1 ... Heat-weldable film 2A, 2B, 2C ... Gas barrier layer 3A, 3B, 3C ... Resin base material 4A, 4B, 4C ... Gas barrier film 10 ... Outer packaging material for vacuum heat insulating material 11 ... Core material 20 ... Vacuum heat insulating material

Claims (9)

One or more gas barrier layers having a heat-weldable film and a resin base material and gas barrier films arranged on one or both sides of the resin base material, which are located on the first main surface side of the heat-weldable film. It is an outer packaging material for vacuum heat insulating material having
The outer packaging material for vacuum heat insulating material is obtained by dynamic viscoelasticity measurement at a frequency of 10 Hz in a state where two identical outer packaging materials for vacuum heat insulating material are bonded to each other on the second main surfaces of the heat-weldable film. The loss tangent tan δ is measured, the value of the loss tangent tan δ in the initial state of temperature 70 ° C. and humidity 10% RH is A, and humidification immediately after humidification to temperature 70 ° C. humidity 90% RH at 5% RH / min from the initial state. When the value of the loss tangent tan δ in the time state is B and the value of the loss tangent tan δ at the time of high humidity holding at a temperature of 70 ° C. and humidity of 90% RH for 1 hour is C, the rate of change of the loss tangent tan δ during humidification. B / A is 1.0 or more and 1.5 or less, and C / B, which is the rate of change of the tangent tan δ at high humidity, is 0.8 or more and 1.2 or less. Outer packaging material. The packaging material for a vacuum heat insulating material according to claim 1, wherein the rate of change C / A of the loss tangent tan δ is 1.7 or less. The outer packaging material for a vacuum heat insulating material according to claim 1 or 2, wherein the heat-weldable film is a polyethylene film or a polypropylene film. The outer packaging material for a vacuum heat insulating material according to any one of claims 1 to 3, wherein the resin base material in at least one gas barrier layer is a polyester film. The outer packaging material for a vacuum heat insulating material according to any one of claims 1 to 4, wherein the gas barrier film is a metallic aluminum film. The outer packaging material for a vacuum heat insulating material according to any one of claims 1 to 5, wherein the outer packaging material for the vacuum heat insulating material has two or more gas barrier layers. The outer packaging material for a vacuum heat insulating material according to claim 6, wherein the outer packaging material for the vacuum heat insulating material has three gas barrier layers. A vacuum heat insulating material having a core material and an outer packaging material in which the core material is enclosed.

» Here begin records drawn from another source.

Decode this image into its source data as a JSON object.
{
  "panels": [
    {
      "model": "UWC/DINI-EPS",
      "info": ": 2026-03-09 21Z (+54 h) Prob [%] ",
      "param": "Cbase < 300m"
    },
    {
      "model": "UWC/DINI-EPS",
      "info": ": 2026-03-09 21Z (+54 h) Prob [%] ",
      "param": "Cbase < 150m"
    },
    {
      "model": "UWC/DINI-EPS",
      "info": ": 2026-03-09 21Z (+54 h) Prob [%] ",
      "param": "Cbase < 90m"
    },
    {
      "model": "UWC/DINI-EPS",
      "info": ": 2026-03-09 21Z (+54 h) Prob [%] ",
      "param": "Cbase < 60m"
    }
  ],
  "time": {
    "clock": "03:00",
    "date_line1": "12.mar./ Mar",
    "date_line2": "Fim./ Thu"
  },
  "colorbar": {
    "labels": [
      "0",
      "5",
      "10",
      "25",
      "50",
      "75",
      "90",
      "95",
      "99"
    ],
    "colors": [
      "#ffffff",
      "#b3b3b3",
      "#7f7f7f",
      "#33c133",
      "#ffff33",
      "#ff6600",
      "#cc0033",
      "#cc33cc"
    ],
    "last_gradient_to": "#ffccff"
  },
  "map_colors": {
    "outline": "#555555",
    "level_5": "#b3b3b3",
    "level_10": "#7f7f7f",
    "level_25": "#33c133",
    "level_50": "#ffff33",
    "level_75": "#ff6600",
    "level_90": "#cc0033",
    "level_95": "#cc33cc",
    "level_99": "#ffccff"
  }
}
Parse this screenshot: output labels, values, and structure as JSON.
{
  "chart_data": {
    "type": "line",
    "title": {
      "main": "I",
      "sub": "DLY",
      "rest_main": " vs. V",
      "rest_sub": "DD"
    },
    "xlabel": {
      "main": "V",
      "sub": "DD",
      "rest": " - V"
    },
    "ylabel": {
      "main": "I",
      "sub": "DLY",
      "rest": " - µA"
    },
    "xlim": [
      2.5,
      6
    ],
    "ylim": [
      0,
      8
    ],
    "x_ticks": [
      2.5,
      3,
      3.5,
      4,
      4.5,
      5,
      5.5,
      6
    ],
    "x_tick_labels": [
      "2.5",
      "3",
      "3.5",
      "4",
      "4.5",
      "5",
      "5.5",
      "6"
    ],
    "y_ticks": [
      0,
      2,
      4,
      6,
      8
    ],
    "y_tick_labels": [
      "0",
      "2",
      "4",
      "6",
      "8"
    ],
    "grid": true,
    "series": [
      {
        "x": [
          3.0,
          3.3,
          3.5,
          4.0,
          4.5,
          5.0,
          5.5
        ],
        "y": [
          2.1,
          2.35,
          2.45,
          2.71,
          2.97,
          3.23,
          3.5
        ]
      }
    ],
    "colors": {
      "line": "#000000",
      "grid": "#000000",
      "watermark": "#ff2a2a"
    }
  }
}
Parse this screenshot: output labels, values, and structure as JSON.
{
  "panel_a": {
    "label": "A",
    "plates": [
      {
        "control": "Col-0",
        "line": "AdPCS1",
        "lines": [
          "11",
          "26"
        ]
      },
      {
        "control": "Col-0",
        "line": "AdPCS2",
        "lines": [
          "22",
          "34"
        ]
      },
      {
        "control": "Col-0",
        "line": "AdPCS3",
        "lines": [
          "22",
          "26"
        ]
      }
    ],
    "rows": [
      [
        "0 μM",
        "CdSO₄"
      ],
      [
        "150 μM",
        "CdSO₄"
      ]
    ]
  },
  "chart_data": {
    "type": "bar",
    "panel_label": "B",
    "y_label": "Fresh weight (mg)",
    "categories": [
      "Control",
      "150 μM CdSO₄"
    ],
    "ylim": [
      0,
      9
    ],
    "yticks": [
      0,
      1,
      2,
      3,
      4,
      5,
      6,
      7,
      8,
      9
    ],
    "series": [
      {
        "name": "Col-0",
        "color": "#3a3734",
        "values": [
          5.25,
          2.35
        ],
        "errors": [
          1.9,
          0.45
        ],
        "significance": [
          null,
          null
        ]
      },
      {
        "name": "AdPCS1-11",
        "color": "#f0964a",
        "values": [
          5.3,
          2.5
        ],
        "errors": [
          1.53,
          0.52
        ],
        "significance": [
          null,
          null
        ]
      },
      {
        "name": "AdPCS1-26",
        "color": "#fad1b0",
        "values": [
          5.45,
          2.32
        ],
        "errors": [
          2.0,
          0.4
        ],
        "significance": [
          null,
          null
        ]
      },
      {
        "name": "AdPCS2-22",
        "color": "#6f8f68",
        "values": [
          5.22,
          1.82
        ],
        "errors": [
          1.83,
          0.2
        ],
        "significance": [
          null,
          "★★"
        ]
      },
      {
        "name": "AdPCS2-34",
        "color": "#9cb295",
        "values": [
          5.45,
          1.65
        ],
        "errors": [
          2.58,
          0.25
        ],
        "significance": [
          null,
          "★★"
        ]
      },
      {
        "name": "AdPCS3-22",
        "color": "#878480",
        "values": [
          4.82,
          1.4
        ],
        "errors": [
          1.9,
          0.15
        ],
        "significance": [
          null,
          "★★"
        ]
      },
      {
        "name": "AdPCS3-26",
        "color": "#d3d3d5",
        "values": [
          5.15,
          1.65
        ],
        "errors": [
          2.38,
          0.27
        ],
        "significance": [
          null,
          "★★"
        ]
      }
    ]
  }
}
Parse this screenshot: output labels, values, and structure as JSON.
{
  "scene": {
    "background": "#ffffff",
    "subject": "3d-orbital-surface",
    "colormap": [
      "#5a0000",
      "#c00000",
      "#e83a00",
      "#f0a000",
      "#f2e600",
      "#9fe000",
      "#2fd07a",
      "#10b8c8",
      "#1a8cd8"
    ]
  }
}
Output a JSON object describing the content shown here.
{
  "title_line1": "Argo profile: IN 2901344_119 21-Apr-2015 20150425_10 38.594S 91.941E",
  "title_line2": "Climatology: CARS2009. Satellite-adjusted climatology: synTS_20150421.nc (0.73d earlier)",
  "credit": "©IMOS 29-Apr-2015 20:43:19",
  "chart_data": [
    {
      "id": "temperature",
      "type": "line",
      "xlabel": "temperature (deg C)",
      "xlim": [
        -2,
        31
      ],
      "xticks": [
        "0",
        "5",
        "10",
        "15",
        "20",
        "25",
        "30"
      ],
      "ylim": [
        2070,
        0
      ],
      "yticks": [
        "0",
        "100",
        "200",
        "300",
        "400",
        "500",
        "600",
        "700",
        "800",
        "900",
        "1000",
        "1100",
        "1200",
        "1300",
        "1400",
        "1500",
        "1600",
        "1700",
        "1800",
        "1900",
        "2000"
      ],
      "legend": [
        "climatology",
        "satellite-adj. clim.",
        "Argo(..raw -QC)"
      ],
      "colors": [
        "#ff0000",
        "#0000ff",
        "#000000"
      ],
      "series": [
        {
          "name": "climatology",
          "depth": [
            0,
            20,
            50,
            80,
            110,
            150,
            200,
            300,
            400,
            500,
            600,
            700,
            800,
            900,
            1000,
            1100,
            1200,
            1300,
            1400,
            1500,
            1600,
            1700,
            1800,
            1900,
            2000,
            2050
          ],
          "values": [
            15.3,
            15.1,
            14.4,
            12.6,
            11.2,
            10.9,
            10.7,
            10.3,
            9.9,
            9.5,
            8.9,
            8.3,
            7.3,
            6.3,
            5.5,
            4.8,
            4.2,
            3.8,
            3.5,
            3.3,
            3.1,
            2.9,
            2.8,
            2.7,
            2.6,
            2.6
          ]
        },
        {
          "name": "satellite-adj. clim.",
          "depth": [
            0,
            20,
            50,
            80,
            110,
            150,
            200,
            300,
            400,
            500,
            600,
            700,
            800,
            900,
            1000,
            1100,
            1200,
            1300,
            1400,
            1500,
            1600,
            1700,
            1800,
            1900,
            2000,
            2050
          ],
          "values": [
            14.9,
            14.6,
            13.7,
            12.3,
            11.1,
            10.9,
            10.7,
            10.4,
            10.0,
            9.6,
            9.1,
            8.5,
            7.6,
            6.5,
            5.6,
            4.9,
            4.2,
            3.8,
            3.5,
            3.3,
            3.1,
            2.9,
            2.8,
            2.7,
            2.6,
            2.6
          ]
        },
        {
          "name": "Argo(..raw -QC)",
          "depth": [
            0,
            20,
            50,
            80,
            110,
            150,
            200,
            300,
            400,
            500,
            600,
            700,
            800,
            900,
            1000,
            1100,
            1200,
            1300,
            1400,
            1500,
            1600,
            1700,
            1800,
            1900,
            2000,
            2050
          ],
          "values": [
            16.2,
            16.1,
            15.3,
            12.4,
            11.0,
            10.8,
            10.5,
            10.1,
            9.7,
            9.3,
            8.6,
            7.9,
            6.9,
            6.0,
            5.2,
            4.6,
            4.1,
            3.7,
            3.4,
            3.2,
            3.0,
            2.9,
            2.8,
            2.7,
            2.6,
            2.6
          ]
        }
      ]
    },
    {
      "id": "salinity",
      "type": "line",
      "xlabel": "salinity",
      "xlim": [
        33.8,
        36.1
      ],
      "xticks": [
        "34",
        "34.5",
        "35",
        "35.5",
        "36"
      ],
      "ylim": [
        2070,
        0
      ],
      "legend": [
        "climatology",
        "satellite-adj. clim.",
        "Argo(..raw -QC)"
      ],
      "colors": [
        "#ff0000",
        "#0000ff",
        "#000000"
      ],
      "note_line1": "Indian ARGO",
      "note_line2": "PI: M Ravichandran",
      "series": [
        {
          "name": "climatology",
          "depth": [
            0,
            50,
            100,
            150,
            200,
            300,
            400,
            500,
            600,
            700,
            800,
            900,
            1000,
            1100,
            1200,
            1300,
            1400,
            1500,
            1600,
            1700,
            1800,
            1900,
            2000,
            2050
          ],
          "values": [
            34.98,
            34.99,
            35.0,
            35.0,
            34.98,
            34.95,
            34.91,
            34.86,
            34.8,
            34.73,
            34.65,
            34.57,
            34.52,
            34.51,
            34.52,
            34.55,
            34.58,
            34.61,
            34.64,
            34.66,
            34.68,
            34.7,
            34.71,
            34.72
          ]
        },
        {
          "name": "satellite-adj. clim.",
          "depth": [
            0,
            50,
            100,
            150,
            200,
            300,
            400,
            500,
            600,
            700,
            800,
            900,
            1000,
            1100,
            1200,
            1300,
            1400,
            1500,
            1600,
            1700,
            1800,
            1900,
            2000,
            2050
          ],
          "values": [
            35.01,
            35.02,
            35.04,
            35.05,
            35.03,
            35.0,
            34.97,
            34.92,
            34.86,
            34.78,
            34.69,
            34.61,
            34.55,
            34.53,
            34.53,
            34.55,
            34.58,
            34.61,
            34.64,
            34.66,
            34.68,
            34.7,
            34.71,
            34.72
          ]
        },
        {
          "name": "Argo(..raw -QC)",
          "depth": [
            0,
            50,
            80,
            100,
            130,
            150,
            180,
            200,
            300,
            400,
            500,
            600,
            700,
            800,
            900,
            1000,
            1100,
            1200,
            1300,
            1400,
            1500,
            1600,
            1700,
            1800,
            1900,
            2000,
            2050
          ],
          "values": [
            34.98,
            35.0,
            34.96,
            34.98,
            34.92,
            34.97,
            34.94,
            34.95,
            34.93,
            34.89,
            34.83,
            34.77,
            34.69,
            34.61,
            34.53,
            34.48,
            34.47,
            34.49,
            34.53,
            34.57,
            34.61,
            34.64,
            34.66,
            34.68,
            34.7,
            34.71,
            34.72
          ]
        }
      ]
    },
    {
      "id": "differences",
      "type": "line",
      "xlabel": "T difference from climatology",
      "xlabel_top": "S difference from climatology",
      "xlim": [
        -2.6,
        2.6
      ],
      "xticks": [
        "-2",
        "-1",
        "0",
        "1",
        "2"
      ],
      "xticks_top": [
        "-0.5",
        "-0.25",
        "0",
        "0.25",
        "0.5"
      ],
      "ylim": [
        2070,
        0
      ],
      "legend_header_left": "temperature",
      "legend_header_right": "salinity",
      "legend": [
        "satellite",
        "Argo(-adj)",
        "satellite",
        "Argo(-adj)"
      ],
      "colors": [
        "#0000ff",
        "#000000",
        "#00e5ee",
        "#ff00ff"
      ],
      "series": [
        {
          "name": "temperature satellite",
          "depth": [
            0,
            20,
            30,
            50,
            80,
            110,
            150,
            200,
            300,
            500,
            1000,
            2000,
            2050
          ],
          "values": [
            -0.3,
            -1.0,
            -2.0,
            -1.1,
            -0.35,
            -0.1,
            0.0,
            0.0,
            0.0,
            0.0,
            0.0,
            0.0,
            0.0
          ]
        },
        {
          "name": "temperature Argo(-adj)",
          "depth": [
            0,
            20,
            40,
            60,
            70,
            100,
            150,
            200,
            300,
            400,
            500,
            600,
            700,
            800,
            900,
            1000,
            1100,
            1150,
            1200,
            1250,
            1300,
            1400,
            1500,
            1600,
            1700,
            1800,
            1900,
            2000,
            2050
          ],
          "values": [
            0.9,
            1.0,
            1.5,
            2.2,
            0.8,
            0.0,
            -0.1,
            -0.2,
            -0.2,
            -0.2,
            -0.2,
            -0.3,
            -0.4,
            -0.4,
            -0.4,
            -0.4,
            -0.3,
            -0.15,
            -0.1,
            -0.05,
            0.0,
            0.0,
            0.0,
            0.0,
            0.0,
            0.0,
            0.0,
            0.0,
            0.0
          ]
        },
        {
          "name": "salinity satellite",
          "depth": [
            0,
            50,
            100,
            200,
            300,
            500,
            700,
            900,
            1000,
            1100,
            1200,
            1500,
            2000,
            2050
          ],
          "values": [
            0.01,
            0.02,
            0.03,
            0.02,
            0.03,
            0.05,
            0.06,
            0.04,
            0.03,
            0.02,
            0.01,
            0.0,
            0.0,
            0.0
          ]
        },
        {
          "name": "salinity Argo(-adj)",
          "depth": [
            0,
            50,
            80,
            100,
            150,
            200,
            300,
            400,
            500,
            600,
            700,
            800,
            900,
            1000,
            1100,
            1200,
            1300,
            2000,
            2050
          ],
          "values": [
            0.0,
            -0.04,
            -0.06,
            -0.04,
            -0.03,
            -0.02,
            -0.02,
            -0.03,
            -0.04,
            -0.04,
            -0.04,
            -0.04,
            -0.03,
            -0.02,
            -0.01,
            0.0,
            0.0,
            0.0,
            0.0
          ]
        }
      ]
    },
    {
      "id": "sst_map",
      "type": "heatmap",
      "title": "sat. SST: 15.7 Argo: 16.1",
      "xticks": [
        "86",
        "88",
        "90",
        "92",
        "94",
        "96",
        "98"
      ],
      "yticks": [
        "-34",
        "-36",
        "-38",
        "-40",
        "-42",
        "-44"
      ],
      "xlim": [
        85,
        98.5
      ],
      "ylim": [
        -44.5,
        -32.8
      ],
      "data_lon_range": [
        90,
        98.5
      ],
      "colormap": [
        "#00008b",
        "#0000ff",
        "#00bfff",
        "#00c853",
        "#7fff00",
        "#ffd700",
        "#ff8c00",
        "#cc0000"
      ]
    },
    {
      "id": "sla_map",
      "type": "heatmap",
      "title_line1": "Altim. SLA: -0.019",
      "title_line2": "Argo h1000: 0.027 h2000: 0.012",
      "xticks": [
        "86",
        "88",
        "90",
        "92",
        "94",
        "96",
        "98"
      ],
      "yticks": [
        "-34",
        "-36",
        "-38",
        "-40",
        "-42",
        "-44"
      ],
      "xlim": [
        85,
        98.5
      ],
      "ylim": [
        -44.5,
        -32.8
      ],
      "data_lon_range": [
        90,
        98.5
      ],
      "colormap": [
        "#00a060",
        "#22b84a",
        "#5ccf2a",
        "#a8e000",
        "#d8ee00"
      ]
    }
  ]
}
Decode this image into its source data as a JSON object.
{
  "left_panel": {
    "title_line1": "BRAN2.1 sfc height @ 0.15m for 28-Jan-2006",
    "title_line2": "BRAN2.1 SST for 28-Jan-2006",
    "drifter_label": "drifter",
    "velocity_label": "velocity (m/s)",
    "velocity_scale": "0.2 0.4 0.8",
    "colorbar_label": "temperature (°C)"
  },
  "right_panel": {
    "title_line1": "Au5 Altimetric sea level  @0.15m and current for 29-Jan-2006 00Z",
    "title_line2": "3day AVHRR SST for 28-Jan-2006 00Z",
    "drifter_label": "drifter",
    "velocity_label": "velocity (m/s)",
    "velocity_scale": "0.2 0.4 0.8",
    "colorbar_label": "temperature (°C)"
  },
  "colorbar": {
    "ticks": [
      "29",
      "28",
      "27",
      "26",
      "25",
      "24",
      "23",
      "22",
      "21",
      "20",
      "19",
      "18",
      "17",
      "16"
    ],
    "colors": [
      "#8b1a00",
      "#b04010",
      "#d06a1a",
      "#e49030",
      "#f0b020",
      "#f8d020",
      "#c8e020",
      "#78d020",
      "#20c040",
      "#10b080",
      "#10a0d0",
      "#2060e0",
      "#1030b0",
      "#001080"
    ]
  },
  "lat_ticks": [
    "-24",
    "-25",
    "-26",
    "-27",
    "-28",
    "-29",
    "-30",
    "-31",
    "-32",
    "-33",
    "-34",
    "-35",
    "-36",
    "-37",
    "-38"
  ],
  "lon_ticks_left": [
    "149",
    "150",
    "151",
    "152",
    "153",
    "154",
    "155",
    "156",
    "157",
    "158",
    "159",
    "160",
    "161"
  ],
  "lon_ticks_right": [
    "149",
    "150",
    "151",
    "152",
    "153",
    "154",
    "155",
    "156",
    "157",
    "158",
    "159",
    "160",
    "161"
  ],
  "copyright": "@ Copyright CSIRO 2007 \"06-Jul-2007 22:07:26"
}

The vacuum heat insulating material, wherein the outer packaging material is the vacuum heat insulating outer packaging material according to any one of claims 1 to 7. An article having a heat insulating region and an article with a vacuum heat insulating material provided with the vacuum heat insulating material.
The vacuum heat insulating material has a core material and an outer packaging material in which the core material is enclosed.
An article with a vacuum heat insulating material, wherein the outer packaging material is the outer packaging material for vacuum heat insulating according to any one of claims 1 to 7.